Without doubt, Sydney’s Taronga Zoo is one of the most spectacular zoos in the world. Situated right on the harbour, it enjoys breathtaking views over the city, the Opera House and the Harbour Bridge.
Because it’s only a short walk from our Sydney apartment to the zoo, I go there often either to write, or just to stroll through the beautiful grounds. As you can imagine, I have many friends I like to visit along the way… Here are a few of them; look.
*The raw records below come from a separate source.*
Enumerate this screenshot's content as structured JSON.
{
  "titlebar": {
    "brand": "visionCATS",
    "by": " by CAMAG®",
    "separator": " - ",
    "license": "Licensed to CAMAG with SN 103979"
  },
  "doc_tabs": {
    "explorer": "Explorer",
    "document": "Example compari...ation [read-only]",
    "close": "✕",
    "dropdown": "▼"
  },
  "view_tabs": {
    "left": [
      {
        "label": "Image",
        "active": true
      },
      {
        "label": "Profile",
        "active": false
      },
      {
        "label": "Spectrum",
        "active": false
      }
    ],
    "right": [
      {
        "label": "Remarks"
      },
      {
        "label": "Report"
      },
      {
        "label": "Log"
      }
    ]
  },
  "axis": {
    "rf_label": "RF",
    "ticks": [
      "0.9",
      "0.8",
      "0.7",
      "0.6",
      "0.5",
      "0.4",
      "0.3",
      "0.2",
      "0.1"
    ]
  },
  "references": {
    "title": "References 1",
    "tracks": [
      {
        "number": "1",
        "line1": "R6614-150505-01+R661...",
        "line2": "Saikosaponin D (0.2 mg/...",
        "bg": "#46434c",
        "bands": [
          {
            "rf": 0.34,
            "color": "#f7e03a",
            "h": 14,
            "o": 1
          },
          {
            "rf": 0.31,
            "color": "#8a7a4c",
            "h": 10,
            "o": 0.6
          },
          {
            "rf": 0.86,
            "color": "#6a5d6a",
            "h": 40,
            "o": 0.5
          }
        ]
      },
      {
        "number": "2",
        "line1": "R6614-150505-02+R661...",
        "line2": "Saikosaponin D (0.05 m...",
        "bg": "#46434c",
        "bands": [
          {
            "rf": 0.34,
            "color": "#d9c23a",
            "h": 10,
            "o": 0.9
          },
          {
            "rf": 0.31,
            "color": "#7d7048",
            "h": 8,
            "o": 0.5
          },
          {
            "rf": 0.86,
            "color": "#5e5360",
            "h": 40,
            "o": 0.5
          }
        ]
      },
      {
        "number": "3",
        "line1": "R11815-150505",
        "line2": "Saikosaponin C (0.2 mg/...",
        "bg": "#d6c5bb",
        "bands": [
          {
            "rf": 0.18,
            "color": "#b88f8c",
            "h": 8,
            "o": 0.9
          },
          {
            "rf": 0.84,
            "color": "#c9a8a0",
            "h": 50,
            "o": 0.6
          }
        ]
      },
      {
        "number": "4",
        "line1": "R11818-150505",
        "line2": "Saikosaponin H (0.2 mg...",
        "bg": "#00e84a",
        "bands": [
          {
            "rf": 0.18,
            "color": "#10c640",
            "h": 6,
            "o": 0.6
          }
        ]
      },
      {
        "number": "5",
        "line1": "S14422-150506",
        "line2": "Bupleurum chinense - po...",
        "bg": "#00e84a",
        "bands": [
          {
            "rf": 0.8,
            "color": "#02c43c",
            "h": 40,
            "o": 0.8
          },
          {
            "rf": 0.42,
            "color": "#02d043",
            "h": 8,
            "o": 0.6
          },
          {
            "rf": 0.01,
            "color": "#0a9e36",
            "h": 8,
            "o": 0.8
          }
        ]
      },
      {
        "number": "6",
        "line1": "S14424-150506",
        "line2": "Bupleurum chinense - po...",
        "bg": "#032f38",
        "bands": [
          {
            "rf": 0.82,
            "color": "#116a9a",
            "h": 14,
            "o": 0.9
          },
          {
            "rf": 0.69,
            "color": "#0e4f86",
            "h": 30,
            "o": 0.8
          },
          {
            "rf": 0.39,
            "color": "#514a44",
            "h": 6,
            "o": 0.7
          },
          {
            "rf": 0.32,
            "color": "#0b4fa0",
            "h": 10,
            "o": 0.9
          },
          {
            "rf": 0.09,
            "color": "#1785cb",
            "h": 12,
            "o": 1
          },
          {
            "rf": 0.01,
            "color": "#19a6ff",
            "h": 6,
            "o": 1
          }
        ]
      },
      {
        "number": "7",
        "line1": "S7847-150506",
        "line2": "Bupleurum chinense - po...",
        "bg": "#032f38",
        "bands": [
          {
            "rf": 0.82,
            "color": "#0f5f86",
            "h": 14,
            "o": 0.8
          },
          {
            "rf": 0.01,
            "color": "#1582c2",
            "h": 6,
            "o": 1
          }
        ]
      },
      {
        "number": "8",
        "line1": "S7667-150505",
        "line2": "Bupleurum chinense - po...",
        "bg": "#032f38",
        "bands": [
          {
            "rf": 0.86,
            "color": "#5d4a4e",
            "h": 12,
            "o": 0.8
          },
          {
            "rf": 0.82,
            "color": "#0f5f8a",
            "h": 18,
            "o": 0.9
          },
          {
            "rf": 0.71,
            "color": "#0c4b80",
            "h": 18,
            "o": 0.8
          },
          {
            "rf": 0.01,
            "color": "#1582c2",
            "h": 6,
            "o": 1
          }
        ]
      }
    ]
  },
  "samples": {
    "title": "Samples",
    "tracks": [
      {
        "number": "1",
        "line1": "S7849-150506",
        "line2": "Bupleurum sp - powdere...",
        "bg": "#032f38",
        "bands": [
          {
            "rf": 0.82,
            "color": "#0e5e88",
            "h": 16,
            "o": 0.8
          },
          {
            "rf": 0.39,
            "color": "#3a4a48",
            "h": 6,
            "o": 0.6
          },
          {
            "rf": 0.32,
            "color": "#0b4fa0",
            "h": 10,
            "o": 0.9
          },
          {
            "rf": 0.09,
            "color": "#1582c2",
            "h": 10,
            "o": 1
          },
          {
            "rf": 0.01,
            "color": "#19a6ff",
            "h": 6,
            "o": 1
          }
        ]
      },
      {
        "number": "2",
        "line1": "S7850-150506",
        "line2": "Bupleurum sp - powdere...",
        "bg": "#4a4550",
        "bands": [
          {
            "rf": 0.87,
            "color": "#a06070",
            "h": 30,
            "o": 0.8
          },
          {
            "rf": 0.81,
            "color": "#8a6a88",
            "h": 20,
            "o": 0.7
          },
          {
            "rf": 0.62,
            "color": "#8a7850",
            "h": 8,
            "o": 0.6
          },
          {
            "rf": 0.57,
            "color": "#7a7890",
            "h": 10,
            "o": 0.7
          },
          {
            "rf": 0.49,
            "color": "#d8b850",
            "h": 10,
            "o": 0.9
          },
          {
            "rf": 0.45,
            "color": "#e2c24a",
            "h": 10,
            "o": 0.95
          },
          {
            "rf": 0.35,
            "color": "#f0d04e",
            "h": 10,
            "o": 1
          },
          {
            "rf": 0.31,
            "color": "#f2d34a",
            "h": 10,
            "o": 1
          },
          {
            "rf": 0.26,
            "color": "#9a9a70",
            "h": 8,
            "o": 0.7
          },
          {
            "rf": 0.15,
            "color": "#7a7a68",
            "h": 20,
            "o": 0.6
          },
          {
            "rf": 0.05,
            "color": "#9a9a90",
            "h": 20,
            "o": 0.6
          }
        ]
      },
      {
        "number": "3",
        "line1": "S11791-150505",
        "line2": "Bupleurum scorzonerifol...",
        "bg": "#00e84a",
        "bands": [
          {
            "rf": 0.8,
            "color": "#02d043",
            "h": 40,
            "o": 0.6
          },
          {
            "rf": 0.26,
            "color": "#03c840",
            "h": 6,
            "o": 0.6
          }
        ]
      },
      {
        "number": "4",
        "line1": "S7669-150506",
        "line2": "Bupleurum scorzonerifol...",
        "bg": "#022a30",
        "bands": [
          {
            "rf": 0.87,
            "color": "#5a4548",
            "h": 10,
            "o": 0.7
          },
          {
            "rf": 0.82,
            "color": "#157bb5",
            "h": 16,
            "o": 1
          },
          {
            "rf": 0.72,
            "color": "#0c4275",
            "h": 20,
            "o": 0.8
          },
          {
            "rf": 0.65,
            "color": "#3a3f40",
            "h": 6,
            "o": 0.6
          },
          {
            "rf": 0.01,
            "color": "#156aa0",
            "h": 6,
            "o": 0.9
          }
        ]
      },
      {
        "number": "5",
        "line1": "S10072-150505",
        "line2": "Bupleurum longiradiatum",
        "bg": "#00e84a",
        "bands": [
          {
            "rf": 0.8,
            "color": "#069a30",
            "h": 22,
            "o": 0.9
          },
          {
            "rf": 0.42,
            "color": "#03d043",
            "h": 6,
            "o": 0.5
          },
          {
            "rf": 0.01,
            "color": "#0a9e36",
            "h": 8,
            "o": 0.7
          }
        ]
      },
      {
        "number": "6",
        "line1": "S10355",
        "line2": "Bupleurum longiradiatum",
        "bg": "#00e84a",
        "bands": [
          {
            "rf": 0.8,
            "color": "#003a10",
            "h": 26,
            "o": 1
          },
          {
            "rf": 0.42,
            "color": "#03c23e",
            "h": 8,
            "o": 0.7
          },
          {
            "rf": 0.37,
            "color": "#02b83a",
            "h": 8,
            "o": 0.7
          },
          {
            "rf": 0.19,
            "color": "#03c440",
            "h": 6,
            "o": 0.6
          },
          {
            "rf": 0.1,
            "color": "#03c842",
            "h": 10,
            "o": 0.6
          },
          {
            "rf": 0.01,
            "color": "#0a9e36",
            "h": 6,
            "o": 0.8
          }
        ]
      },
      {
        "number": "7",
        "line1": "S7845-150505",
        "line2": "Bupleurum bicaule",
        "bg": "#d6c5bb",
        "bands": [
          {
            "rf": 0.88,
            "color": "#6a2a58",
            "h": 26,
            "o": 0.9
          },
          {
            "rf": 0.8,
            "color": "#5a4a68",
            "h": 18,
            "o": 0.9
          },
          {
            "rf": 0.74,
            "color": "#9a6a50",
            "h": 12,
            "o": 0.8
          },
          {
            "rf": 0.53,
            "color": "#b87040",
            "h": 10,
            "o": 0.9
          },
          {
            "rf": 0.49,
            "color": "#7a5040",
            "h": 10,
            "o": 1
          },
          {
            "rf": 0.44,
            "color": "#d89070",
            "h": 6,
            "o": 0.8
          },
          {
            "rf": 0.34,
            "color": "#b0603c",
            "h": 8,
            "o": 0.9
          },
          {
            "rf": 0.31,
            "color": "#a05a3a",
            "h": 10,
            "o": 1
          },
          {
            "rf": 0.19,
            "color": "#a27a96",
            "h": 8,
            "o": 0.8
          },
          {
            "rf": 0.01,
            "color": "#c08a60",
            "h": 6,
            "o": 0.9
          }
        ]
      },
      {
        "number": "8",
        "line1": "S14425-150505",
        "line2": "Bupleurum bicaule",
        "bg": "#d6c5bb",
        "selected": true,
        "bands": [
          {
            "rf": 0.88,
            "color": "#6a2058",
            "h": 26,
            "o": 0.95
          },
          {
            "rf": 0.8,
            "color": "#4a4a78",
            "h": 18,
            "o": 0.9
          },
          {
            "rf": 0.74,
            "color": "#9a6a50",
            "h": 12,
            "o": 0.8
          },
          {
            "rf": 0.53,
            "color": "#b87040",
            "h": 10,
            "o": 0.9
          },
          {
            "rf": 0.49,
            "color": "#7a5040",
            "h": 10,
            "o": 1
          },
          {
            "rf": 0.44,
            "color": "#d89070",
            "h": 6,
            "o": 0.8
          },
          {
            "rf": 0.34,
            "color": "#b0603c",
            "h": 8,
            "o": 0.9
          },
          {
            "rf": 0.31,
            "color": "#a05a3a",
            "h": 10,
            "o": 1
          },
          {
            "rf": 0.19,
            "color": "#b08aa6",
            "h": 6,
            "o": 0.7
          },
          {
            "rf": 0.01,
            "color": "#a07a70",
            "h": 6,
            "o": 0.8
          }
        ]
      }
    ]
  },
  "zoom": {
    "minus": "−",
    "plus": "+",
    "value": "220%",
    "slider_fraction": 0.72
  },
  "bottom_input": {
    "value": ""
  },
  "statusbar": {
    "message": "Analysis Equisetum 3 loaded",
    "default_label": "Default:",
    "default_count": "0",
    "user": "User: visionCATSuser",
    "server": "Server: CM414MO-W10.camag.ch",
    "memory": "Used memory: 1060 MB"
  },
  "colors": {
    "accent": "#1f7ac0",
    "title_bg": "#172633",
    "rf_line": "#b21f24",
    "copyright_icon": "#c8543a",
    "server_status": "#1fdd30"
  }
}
My favourite time is early in the morning before the tourists arrive. I have done this for many years, and have been fortunate to befriend some of keepers. A zoo is an amazing place. It’s a small, self-contained community – just like a village I suppose – where everyone knows everyone else’s business, where there are few secrets, lots of gossip and many amazing stories … Here’s one of them:
Just like zoos everywhere, Taronga is a popular destination for school excursions. Not a day goes past without busloads of excited schoolkids swarming over the grounds, busily taking notes and photos for their projects. At times their behaviour leaves much to be desired, and the exasperated teachers find it difficult to keep them under control.
On that memorable morning, which is now etched into Taronga’s colourful history and has made headlines in the local paper, a group excited 12-year- olds was making its way through the zoo. The kids had travelled for hours in a hot, crowded bus, and it was time to have fun …
Jimmy, a tall, skinny lad with a freckled face and curly red hair, had been warned. He had a fearsome reputation for pranks, and had made teasing the girls in his class into an art form. He had spent more time on detention than in the classroom. ‘Listen here, Jimmy, if there’s the slightest bit of trouble, this is definitely your last excursion,’ the teacher had told him in the bus. ‘Do you understand?’
‘Yes Miss,’ said Jimmy, grinning infuriatingly. The teacher didn’t believe him. Just two weeks earlier, 3 girls had fallen into a duck pond during an excursion, and the finger of blame was pointing squarely at Jimmy as usual. However, Jimmy was a resourceful chap who knew how to cover his tracks. Once again, there was no proof, only suspicion…
‘I’ll be watching you …’
Elsa, the old lioness, was the matriarch of the pride. She occupied the best spot – a heated rock – in the lions’ enclosure, and enjoyed the respect due to a senior member of the popular African exhibit during her twilight years. On that particular morning, she was dozing on her rock as usual and ignored the excited schoolchildren on the other side of the fence. The enclosure directly next to hers belonged to the springboks, the one behind her to the zebras and the giraffes.
Bored, and feeling hot and hungry, Jimmy stood right at the back, well away from the giggling girls taking notes and asking questions about the lions. He took off his backpack and pulled out his lunch; sandwiches his mother had made for him and neatly packed in a brown paper bag. He wolfed down his sandwich, looked at the paper bag in his hand and smiled. He saw that teacher was busy with the girls. Perfect, he thought, the coast was clear.
The springbok, a splendid male in his prime, stood proudly on top of his favourite rock right next to the lions’ enclosure, and was surveying his domain. Life in the zoo was good. His mortal enemy – the lion – was asleep next door, the sun was shining and the keepers would soon bring fresh feed. Life was good indeed. That’s when it happened. A loud bang cut through the stillness of the morning like a gunshot, destroying the peace of the lovely day. Startled by the unexpected sound, the springbok panicked. He did what springboks do; he jumped. Not just any jump, but a jump so powerful and high that it carried him right over the electric fence.
Elsa heard it too. Bang! Sleepily, she opened her eyes, but at first couldn’t quite believe what she saw. That arrogant springbok from next door who had mocked her for years was right there in front of her! Long forgotten memories of daring hunts in the Serengeti came flooding back with alarming clarity. Elsa kept staring at the terrified springbok staring back at her. Astonishment met fear. Elsa felt her claws straighten and her thigh muscles twitch. After that, everything happened very fast. Elsa moved forward with lightning speed. Before the springbok could move away, Elsa had him by the throat.
At first, there was stunned silence among the mesmerised schoolkids watching Elsa’s every move. Then the screaming started – high-pitched and hysterical – as the happy lioness began to rip its kill apart right there in front of them, turning the rock crimson with blood.
‘I know it was you,’ said the exasperated teacher, looking sternly at Jimmy. ‘This is your paper bag; admit it.’ Smiling infuriatingly, Jimmy shook his head. ‘What have you got to say?’ demanded the teacher, barely able to speak.
‘I do like the zoo,’ replied Jimmy. ‘Are we coming again, Miss?’
Jimmy had done what most of us had done once or twice as kids to startle grandmothers, aunts or little sisters. He had blown up the paper bag like a balloon and then crushed it, making it pop with a loud bang.
3 months later, Elsa passed away peacefully in her sleep. The vet was certain he could detect a smile on the old girl’s face. Perhaps he was right, or perhaps he just remembered the springbok story … We’ll never know.